AWS DataSync is a secure, online service that automates and accelerates moving data between on-premises storage systems and AWS storage services. It can copy data up to 10x faster than open-source tools like rsync.
Key Concepts
1. How it works
- DataSync Agent: You deploy a software agent (VM) in your on-premise environment (Vmware, Hyper-V).
- Protocol: Connects to your local storage via NFS or SMB.
- Transfer: Sends data securely (TLS) to AWS DataSync service, which writes to S3, EFS, or FSx.
2. Validation
- Automatically checks integrity of data both in transit and at rest.
3. Bandwidth Throttling
- You can limit the bandwidth used by DataSync to prevent impacting other network traffic during business hours.
Exam Tips
[!IMPORTANT] "Transfer large data sets online": Use AWS DataSync.
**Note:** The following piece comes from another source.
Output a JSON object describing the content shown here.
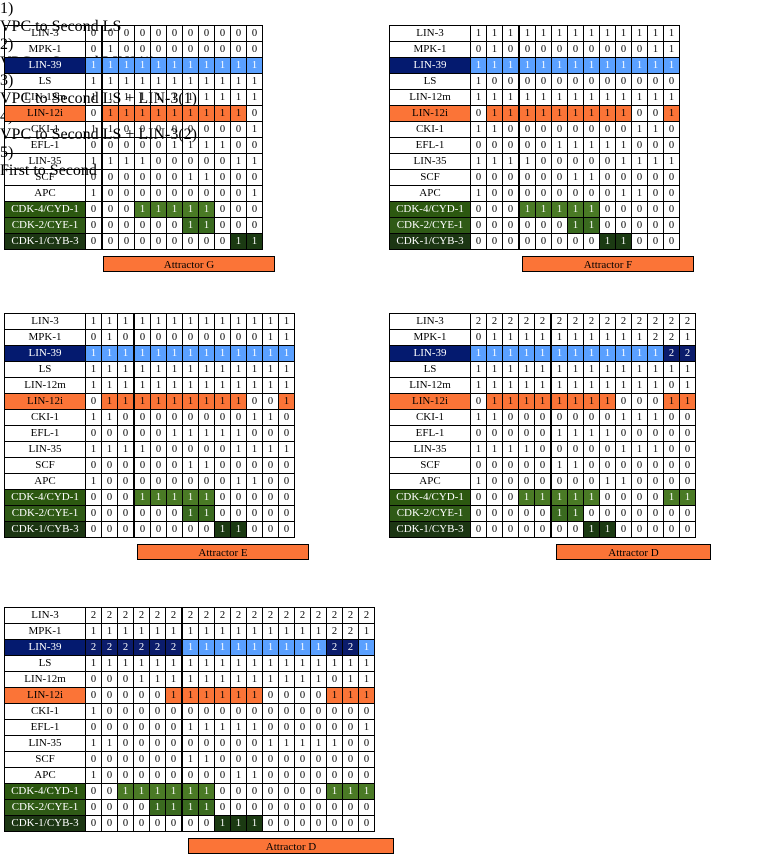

[!TIP] DataSync vs. Snow Family:
- DataSync: Online replication. Depends on network bandwidth. Good for ongoing sync or migration where network is available.
- Snowball: Offline data transport. Physically ship a device. Good for massive data (Petabytes) or no internet connectivity.
[!NOTE] DataSync preserves metadata (permissions, timestamps) when moving files.
Common Use Cases
- Migration: Active migration of datasets to the cloud with minimal downtime.
- Archiving: Moving cold data from expensive on-prem SAN/NAS to S3 Glacier Deep Archive.
- Hybrid Cloud: Syncing on-prem production data to AWS for analytics or processing.